We’ve seen very few honey bees this year and are just seeing a few now. Honey bees, wild or kept by people, are reliant on their stock of honey to make their way safely through the winter. I wonder if they may have run out of honey with that unexpectedly dry 6 weeks in the spring, and are just now building up their colonies.
We examine our slurry and dirty water lagoon banks for evidence of rabbit, badger or fox activity. Neither us nor our neighbours nor the Environment Agency would appreciate our dirty water disappearing into the stream through a burrow, sett or earth.
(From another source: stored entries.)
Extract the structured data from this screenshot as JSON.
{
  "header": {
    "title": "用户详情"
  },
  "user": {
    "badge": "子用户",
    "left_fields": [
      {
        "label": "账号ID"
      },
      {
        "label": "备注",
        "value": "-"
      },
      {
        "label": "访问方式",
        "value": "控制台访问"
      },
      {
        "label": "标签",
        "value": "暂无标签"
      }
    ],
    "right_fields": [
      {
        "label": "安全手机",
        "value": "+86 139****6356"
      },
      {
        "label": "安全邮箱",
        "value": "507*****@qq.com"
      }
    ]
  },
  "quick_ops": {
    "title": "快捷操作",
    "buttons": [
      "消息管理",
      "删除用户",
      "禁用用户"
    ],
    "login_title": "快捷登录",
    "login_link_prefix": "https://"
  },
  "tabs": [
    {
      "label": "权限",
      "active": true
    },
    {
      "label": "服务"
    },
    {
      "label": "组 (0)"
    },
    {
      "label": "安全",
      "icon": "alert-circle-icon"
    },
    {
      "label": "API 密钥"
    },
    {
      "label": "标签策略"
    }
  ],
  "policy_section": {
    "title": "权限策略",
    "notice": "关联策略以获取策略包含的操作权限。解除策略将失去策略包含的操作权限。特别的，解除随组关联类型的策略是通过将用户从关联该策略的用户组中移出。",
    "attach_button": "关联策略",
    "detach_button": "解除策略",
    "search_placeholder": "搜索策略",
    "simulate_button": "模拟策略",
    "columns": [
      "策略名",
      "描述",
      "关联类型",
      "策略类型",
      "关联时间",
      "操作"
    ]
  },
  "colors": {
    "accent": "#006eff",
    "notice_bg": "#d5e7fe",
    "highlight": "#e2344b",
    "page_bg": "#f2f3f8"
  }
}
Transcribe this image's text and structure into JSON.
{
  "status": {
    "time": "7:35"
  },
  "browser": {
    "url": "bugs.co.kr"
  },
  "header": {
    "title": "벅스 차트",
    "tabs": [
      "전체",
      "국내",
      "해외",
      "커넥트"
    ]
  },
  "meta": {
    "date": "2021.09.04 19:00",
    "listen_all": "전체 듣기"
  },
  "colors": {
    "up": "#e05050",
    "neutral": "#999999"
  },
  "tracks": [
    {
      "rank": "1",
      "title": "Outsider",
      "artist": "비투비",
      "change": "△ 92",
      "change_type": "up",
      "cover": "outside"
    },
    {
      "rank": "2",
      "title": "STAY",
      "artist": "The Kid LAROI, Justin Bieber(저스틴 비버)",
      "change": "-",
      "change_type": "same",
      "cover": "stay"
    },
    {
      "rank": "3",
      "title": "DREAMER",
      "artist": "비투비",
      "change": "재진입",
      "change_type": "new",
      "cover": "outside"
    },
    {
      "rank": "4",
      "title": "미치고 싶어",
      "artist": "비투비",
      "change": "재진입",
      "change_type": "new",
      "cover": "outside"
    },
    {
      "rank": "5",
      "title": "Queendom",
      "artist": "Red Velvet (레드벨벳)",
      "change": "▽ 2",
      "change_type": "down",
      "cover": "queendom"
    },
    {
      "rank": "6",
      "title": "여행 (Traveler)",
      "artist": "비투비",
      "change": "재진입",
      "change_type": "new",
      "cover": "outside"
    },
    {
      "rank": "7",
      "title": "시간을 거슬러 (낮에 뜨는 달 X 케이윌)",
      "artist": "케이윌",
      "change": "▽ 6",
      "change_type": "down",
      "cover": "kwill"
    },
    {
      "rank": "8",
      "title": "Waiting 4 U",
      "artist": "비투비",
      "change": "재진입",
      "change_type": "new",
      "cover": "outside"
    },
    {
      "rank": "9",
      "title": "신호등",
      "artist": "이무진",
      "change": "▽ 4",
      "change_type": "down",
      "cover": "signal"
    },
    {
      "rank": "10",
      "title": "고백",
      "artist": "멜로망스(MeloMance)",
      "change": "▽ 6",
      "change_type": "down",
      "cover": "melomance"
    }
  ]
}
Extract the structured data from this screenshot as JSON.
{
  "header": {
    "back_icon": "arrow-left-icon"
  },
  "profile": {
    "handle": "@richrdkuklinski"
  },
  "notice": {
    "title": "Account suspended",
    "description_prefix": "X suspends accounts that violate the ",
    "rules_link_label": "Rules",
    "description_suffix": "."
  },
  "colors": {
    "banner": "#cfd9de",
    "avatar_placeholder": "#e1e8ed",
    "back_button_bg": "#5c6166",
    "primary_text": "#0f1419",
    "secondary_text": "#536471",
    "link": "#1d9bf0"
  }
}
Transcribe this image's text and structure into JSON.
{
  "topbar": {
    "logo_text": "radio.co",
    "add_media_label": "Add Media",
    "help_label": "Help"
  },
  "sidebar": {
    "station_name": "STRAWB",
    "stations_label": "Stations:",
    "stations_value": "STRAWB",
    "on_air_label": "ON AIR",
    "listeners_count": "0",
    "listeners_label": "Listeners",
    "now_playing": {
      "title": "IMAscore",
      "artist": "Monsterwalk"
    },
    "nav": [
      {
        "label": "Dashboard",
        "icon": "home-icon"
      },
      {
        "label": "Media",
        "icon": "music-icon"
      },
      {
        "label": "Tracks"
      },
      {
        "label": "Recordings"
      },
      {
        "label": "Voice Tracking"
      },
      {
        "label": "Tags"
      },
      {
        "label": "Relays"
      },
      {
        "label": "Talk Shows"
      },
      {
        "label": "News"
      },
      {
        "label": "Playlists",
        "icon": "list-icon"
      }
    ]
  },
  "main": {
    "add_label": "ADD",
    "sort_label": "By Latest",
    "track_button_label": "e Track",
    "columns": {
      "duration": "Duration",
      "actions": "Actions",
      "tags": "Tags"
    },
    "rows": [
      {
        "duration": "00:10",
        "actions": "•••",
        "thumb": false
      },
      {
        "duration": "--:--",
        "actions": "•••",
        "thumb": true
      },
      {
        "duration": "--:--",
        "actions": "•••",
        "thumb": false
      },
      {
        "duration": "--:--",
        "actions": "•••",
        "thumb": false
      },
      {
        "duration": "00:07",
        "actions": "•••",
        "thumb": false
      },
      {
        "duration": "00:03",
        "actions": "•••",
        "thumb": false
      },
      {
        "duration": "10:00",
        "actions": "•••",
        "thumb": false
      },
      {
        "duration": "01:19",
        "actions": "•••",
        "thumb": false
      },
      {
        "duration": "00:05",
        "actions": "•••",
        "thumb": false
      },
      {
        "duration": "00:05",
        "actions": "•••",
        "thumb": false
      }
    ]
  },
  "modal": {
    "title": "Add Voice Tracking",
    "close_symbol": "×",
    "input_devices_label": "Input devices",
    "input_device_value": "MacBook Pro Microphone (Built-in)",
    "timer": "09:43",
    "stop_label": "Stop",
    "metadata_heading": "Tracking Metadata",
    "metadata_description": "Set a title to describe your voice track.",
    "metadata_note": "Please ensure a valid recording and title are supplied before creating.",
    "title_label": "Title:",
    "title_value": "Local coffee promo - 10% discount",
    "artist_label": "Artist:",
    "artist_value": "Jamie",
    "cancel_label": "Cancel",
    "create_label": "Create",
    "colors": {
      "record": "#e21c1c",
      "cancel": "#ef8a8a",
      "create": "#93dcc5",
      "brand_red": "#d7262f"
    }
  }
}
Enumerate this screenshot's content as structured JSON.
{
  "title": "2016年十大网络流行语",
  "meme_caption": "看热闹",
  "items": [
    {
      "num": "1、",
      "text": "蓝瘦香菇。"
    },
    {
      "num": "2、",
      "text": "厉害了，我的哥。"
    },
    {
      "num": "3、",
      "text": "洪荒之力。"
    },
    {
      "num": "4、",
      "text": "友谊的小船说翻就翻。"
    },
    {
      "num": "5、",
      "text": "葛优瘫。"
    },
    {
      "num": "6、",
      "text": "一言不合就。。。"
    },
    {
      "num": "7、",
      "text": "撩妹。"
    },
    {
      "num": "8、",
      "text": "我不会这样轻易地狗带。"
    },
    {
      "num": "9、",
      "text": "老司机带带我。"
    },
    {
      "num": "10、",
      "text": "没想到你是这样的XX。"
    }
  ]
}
I’m happy that the skylarks and house martins seem to be doing really well this year. They seem to have produced their young after it started raining and the insect numbers recovered. We leave skylark plots, empty rectangles in the crops that we keep clear. The little skylark chicks have fluffy feathers which can get drenched in dense undergrowth in wet weather, killing them from cold. I hear their wonderful song as they fly high over the fields, the sound track of summer in the fields
I was admiring the house martins whizzing around the sky in the evening with their extraordinary aerial acrobatics, catching flying insects. They keep hornets, wasps and flies away from the open windows. What I’d never noticed before is that 5 minutes later, the sky was completely clear. As one, the birds had all roosted. It was still light and perhaps not light enough for the birds to do their super accurate and fast hunting for insects by sight. Like everything house martins do, they seem to have a remarkable flock mutual understanding: now is time for our migration, now is time to go to bed. They weren’t asleep, I hear the families chattering in their nests and the teenagers socialising in the hazelnut walk next to my house.